General Information
Subject Area: Mathematics (B.E.S.T.)
Grade: 912
Strand: Geometric Reasoning
Date Adopted or Revised: 08/20
Status: State Board Approved
Benchmark Instructional Guide
Connecting Benchmarks/Horizontal Alignment
Terms from the K-12 Glossary
- Area
- Perimeter
- Polygon
Vertical Alignment
Previous Benchmarks
Next Benchmarks
Purpose and Instructional Strategies
In elementary grades, students are introduced to the concepts of perimeter and area, with a focus on rectangles. In middle grades, students expand their knowledge of areas of quadrilaterals and triangles. In Geometry, students find perimeter and area of two-dimensional polygons on the coordinate plane. In later courses, students develop further tools for finding area, especially using calculus.- Instruction includes discussing the convenience of answering with exact values (e.g., the simplest radical form) or with approximations (e.g., rounding to the nearest tenth or hundredth).

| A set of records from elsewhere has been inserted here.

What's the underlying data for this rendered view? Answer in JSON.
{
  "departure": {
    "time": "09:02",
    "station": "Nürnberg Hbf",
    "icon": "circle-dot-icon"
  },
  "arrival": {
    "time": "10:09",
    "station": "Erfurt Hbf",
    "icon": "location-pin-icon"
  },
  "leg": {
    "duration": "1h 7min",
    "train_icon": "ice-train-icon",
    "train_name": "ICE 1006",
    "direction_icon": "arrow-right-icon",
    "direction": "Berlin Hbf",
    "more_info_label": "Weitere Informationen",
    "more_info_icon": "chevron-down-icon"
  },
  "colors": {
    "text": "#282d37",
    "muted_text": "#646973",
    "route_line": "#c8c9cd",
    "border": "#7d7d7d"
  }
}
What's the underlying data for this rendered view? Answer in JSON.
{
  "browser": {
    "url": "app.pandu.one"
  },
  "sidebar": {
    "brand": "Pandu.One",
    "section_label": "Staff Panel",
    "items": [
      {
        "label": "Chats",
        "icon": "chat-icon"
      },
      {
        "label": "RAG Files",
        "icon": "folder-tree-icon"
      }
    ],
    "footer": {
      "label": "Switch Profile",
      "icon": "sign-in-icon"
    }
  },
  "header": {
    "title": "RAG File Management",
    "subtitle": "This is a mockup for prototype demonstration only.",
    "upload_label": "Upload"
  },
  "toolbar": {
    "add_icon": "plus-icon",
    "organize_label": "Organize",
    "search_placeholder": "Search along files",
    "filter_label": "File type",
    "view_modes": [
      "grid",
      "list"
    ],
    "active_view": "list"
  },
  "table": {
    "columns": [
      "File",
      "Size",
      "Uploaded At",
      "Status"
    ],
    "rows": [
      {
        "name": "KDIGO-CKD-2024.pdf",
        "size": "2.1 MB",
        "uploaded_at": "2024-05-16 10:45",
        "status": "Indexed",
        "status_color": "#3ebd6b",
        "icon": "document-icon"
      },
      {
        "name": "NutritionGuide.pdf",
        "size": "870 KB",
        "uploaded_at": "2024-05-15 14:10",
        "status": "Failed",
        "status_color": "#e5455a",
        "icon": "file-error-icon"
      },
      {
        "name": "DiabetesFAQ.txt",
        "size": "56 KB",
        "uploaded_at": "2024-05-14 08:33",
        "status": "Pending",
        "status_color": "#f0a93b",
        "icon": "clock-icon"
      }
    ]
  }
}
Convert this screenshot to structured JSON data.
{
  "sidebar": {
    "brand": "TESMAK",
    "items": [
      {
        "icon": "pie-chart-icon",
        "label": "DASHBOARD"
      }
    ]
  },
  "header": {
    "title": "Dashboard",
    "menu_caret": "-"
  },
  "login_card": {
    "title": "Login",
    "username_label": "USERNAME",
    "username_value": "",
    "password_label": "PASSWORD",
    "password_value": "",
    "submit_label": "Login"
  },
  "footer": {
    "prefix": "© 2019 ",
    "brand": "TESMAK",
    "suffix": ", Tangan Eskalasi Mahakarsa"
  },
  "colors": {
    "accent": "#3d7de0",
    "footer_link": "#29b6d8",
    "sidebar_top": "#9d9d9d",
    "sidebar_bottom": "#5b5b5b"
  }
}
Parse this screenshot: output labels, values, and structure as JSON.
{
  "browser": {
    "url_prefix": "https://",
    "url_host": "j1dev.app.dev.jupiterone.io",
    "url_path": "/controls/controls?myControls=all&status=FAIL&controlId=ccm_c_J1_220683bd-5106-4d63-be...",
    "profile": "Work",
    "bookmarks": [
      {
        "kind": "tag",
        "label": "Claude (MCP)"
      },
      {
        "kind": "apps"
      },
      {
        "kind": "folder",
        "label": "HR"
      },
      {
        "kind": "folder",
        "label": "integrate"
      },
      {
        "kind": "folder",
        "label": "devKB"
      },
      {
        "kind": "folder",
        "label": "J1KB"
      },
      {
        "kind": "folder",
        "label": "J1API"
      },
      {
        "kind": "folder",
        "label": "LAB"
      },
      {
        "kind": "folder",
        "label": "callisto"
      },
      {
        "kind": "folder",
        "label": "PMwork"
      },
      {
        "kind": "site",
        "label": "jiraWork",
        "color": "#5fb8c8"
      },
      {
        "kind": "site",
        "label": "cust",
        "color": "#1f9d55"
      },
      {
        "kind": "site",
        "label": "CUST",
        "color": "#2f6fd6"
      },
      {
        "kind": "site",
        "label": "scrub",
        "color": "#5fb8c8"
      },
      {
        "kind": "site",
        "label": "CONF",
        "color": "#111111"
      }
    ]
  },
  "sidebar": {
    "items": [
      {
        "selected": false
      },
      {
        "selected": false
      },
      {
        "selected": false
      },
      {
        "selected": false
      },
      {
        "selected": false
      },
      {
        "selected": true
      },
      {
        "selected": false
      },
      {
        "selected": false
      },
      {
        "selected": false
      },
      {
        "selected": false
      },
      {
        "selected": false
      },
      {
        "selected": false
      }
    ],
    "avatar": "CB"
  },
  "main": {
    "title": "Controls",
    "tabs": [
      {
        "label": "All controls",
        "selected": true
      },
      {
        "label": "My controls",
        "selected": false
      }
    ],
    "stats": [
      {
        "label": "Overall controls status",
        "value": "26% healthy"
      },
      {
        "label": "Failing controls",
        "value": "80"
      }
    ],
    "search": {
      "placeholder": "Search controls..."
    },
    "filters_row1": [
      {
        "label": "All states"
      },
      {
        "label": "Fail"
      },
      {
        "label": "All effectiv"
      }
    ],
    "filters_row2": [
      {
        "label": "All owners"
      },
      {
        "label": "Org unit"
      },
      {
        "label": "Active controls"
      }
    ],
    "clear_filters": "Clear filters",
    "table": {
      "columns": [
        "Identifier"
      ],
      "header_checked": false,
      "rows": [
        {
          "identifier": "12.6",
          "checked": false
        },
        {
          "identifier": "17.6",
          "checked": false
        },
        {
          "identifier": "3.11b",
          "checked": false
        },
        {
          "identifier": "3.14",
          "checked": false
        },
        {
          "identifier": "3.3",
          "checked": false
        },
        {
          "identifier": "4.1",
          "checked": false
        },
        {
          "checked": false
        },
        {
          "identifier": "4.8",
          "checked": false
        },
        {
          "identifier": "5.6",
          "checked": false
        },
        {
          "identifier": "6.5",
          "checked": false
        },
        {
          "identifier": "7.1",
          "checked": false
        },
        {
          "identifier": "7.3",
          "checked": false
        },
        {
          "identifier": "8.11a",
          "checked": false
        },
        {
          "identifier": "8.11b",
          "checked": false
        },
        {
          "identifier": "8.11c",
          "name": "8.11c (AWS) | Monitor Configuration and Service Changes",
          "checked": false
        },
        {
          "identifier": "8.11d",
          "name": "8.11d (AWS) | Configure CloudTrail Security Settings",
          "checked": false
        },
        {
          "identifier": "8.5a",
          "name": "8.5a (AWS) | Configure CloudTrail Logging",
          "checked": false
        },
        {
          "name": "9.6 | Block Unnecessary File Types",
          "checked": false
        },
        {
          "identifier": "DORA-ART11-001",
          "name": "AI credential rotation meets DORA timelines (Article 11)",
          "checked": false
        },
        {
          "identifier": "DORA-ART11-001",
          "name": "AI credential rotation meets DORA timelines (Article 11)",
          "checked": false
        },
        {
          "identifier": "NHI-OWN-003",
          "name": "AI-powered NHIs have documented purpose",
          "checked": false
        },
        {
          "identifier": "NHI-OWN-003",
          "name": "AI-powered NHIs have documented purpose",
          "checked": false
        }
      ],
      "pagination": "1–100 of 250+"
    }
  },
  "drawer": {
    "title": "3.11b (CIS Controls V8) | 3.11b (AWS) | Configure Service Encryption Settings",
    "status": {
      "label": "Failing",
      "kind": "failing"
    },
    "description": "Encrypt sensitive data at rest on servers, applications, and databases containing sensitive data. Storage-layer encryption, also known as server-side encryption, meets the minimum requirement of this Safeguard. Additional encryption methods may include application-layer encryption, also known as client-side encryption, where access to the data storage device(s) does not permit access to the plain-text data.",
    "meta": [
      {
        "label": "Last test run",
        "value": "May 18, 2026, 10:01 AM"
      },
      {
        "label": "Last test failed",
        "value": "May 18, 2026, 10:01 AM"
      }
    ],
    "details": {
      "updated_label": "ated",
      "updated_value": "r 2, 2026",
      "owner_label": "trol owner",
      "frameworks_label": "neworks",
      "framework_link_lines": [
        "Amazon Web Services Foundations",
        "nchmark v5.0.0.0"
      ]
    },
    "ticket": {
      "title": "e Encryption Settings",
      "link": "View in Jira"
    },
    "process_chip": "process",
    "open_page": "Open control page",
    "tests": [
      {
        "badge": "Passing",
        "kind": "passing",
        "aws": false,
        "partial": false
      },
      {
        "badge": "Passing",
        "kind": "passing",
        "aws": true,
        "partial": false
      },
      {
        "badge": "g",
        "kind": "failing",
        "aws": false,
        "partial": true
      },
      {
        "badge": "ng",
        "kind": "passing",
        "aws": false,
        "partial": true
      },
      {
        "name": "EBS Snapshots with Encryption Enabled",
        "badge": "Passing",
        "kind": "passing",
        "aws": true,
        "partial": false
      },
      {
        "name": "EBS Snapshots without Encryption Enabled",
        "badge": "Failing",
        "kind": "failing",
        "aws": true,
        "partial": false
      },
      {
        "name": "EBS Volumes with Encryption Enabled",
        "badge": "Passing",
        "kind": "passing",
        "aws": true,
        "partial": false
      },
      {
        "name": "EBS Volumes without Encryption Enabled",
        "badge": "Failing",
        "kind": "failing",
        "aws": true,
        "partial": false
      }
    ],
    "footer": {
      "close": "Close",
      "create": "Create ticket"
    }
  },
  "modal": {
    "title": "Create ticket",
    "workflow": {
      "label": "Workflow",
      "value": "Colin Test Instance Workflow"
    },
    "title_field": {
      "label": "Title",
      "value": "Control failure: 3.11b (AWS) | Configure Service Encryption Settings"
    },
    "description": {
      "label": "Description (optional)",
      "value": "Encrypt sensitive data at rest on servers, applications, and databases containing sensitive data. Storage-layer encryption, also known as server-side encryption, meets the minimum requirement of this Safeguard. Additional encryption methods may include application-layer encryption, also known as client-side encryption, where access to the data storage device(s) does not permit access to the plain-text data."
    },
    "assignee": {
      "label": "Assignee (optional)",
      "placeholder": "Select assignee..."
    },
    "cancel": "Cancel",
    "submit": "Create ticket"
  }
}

It is also important to explore the consequences of rounding partial answers on the accuracy or precision of the final answer, especially when working in real-world contexts.
- Problem types include polygons that are convex (where all interior angle measures are less than 180 degrees), concave (where at least one interior angle measure is more than 180 degrees), regular polygons (where all interior angle measures and side lengths are equivalent) and irregular polygons.
- Instruction includes the use of the distance formula and the Pythagorean Theorem to find side lengths of the polygon in order to determine the perimeter or area.
- Instruction includes various methods to determine area on the coordinate plane.
- Decomposition
- Students can decompose the polygon into triangles and rectangles (or other quadrilaterals) to determine the total area by adding each of the partial areas.
- Subtraction Method (Box Method)
- Students can draw a rectangle that includes as many vertices of the polygon as possible and then to determine the area of the polygon, subtract the area(s) of the shape(s) that is (are) in the “box” but not in the polygon from the area of the rectangle.
- For possible enrichment, other methods include, but are not limited to, Pick’s Theorem or the Shoelace method.
- Decomposition
- Refer to Appendix E for formulas of two-dimensional figures. It may be helpful to review the derivation of these formulas, as this was done in middle grades.
Common Misconceptions or Errors
- Students may confuse the concepts of area and perimeter.
- Students may assume that the larger the area a polygon has, the larger its perimeter will
be.
- For example, a rectangle may have an area of 64 square meters and could have a perimeter of 32 meters or any perimeter larger than 32 meters.
Instructional Tasks
Instructional Task 1 (MTR.3.1, MTR.6.1)- Given parallelogram EFGH with vertices E(−1, 5), F(2, 8), G(4, 4) and H(1, 1).
- Part A. Find the exact perimeter and area of the parallelogram.
- Part B. Find the perimeter and area of the parallelogram to the nearest tenth.
- Joe’s commute to work can be represented in the coordinate plane as follows:
- His house is at H(0,0).
- His favorite coffee shop is at C(7, 6) where he stops every morning.
- His office is at W(4, 13).
- He goes back home from his office every day without stopping.
- Part A. Assume that Joe lives in a city where the roads are parallel to the coordinate axes and each intersection occurs at integer coordinates. Represent his route on the coordinate plane where each city block is one coordinate unit by one coordinate unit, which measures 175 yards by 175 yards.
- Part B. What is the total distance, in yards, that Joe commutes every day, assuming that he stays on the roads?
- Part C. If Joe could take the most direct route (cutting across city blocks) for his commute, what would be his total distance, in yards, that he commutes every day?
Instructional Items
Instructional Item 1- The Move With Us Run Team is planning a run around the combined perimeter of Polk and
Osceola counties (as shown by the green rectangle).
- Part A. What are the coordinates of the four vertices that could be used to measure the run around the two counties? Use the scale provided on the map to determine the coordinates.
- Part B. Using the coordinates found in Part A, what would be the total distance of the run, in miles?
- Part C. Assume that the group runs a total of 10 miles every day, how many days would it take them to complete the distance around the two counties?